The program’s interactive, group-oriented courses and projects provide a framework for information technology professionals to grasp the unique characteristics of the healthcare system and for healthcare professionals to understand information technology.
And, given the local and national shortage of professionals with this unique skill set, Hochberg said health informatics is well aligned with the staffing needs of health care organizations and that employers have begun inquiring about the program’s current and future students.
“For health care technology to drive improvements in health care, it has to be constructed and implemented with sound understanding from the technical side and the processes and operations on the health care side,” Hochberg said. “By bringing students from different disciplines together to share their perspectives and pool their expertise, they gain valuable insight from each other that is beyond what they can get from an instructor.”
Blizzard praised the quality of the program’s professors and emphasized the practicality of the curriculum in which students meet vendors and examine and evaluate industry software and clinical applications.
“The kind of professors that the program attracts and the quality of work the professors do in the field is unmatched as far as any curriculum I’ve had,” said Blizzard, who studied management in the advanced studies program at MIT. “At Northeastern, professors are working in healthcare and teaching what they are actually working on in real life.

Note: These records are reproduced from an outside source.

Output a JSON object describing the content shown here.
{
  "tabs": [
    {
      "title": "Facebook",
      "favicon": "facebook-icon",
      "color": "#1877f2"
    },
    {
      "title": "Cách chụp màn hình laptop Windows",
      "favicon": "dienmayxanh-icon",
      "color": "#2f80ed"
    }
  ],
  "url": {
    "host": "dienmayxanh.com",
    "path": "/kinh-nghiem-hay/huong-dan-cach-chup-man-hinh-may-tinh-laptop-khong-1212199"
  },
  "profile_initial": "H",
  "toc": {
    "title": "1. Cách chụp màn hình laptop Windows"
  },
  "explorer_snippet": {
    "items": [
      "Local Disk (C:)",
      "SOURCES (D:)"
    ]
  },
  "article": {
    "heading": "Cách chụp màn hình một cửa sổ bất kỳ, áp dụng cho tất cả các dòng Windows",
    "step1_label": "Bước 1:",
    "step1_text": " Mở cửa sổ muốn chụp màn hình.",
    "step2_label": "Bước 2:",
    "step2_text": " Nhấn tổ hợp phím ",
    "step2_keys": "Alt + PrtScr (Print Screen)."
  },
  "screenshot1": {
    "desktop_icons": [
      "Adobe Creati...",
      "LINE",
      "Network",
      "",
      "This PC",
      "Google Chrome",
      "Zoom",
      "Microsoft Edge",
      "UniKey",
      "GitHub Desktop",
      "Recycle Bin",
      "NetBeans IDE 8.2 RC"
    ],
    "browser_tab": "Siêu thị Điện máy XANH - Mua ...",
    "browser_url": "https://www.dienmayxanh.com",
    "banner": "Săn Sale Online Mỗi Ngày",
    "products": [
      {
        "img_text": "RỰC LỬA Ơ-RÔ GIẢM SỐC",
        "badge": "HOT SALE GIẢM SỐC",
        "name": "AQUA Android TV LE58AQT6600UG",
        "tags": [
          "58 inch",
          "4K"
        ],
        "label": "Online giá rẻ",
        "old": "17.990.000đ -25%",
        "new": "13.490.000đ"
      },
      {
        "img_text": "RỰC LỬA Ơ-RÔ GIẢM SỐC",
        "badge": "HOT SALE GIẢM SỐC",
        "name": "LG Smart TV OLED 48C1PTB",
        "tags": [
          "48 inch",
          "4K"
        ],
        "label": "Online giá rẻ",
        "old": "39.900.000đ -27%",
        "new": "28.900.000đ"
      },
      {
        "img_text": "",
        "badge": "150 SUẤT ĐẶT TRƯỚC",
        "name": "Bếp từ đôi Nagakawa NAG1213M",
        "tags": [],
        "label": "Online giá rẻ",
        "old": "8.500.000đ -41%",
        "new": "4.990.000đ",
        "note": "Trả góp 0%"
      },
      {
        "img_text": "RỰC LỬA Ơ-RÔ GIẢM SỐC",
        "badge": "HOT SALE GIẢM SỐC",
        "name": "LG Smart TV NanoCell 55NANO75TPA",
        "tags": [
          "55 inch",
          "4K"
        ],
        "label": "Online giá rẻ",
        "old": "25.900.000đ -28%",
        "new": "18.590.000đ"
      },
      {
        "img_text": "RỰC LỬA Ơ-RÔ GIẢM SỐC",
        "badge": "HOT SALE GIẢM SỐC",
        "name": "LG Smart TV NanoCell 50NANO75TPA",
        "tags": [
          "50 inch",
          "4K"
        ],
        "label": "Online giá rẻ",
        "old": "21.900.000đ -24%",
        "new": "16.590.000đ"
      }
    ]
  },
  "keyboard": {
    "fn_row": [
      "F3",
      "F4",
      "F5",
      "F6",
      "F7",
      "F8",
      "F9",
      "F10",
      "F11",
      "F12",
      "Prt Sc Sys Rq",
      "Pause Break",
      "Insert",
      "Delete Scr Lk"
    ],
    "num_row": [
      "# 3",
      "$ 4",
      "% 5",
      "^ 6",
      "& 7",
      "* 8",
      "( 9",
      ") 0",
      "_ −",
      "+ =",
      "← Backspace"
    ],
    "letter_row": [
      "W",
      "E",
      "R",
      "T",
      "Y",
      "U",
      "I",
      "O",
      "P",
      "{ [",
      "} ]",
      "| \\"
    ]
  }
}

You can’t get this type of learning out of a book.”
Much like Blizzard, Jim Bartolotta said his time in the health informatics program has helped broaden his view of the American health care system and improved his day-to-day communication skills.
Bartolotta analyzes electronic medical record software for outpatient clinics and doctor’s offices for Partners HealthCare, a non-profit organization that provides patients a variety of health care services including physicians, community hospitals and community health centers.

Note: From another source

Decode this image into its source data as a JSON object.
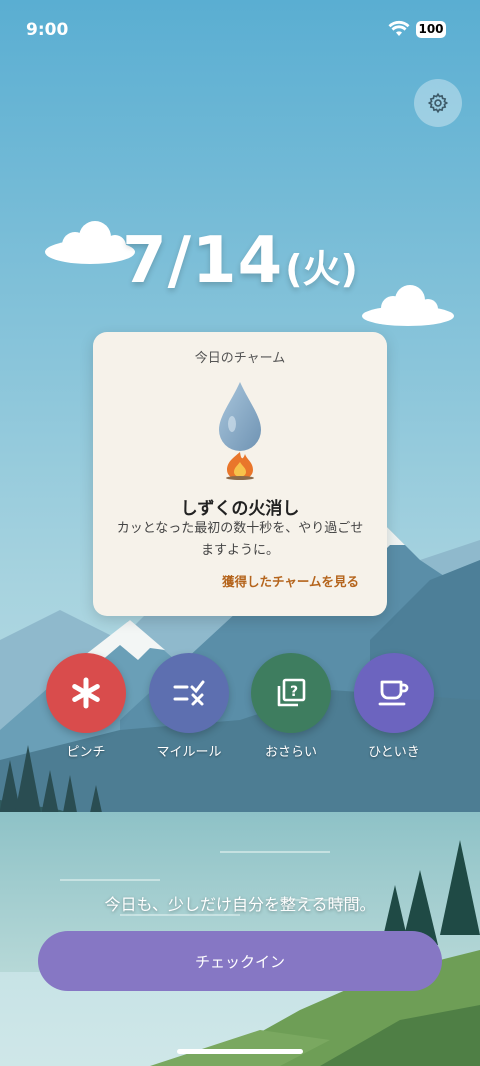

Currently, he’s working with the Dana Farber Cancer Institute, Massachusetts General Hospital Cancer Center and North Shore Medical Center to enhance how oncologists use medical record software to order outpatient prescriptions for oral chemotherapy. He said a fundamental difference exists between how an IT professional and a clinician think about a program’s ability to, for example, store a patients’ cancer diagnosis and calculate a patients’ drug dosage based on weight and height.
Bartolotta, though, maintains a strategy for overcoming the different styles of thinking of the oncologists, infusion nurses, clinicians, medical assistants and software developers that he works with each day.
“Remain workflow oriented and avoid technical issues,” he said. “Whether in face-to-face meetings or over email, it is important to know your audience and cater the conversation accordingly.”
While much of his communication occurs over email, he cautioned to keep electronic exchanges “short and sweet” and said his interactions with clinicians often include screenshots detailing prototypes of what possible software implementations will look like as well as surveys on the screenshots that ask open-ended questions on clinicians’ likes, dislikes and suggestions.
Bartolotta took almost two years researching various graduate programs, but found most were either too technically oriented or leaned too heavily toward business until he discovered Northeastern’s health informatics program.
“It provides me with a perfect blend of technology, business and healthcare-specific courses,” he said. “Even my Java programming class is taught within the context of healthcare.”